I only just learned about the L1 effects, and that’s a case where we have a sensitive assay for alcohol’s effects. L1 is a cell surface adhesion molecule — it helps appropriate populations of cells stick together in the nervous system. It also facilitates neurite growth. It’s good for happy growing brains.

It also makes for a relatively easy and quantitative assay. Put neuronal progenitors that express L1 in a dish, and they clump together, as they should in normal development. Add a little alcohol to the medium, and they become less sticky, and the clumps disperse.

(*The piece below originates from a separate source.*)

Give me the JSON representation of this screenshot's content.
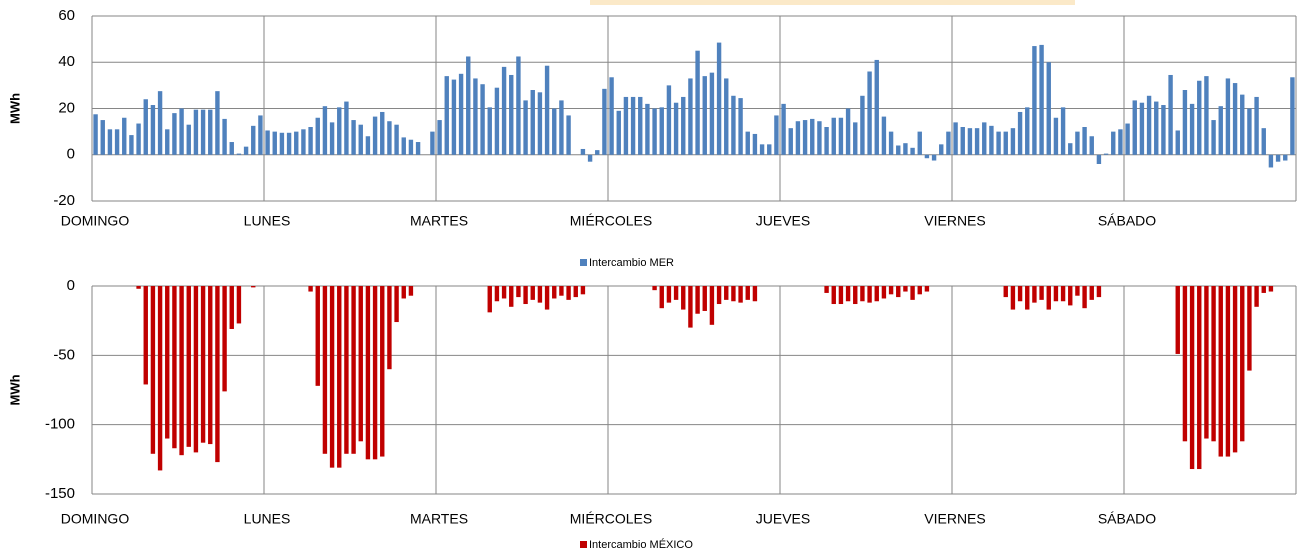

What’s troubling about this is the dosage. Adhesion is significantly reduced at concentration of 7mM, which is what the human blood alcohol level reaches after a single drink. The fetal brain may not be forming as robustly when Mom does a little social drinking that doesn’t leave her impaired at all, not even a slight buzz.

Maybe you console yourself by telling yourself a little bit does no harm, your liver soaks up most of the damage (and livers are self-repairing!), that it’s only binge drinkers who have to worry about fetal alcohol syndrome, etc., etc., etc. We have lots of excuses handy. Humans are actually surprisingly sensitive to environmental insults, we have mechanisms to compensate, but there’s no denying that we’re modifying our biochemistry and physiology in subtle ways by exposure to simple molecules.

Now maybe you also tell yourself that you’re a grown-up, I’m talking about fetal tissues, and you also don’t intend to get pregnant in the near future or ever. I’m also a great big fully adult person who is definitely not ever going to get pregnant, but development is a life-long process, and we’re all fragile creatures who nonetheless soak up all kinds of interesting and dangerous chemicals during our existence. We know alcohol will kill adult brain cells, but what else does it do? Do you want to be a guinea pig? I think that, as I age, I am becoming increasingly aware of all the bad stuff I did to myself in my heedless youth, and am starting to think that maybe I need to be a little more careful, belatedly.

Oh, you want some reassuring information? Next week we’re discussing endocrine disruptors in my class — DDT, DES, BPA, PCB, etc. — all these wonderful products of plastics and petrochemical technology. You’re soaking in them right now. They never go away. How’s your sperm count looking? Any weird glandular dysplasias? Ethanol looks pretty good compared to chlorinated and brominated biphenyls.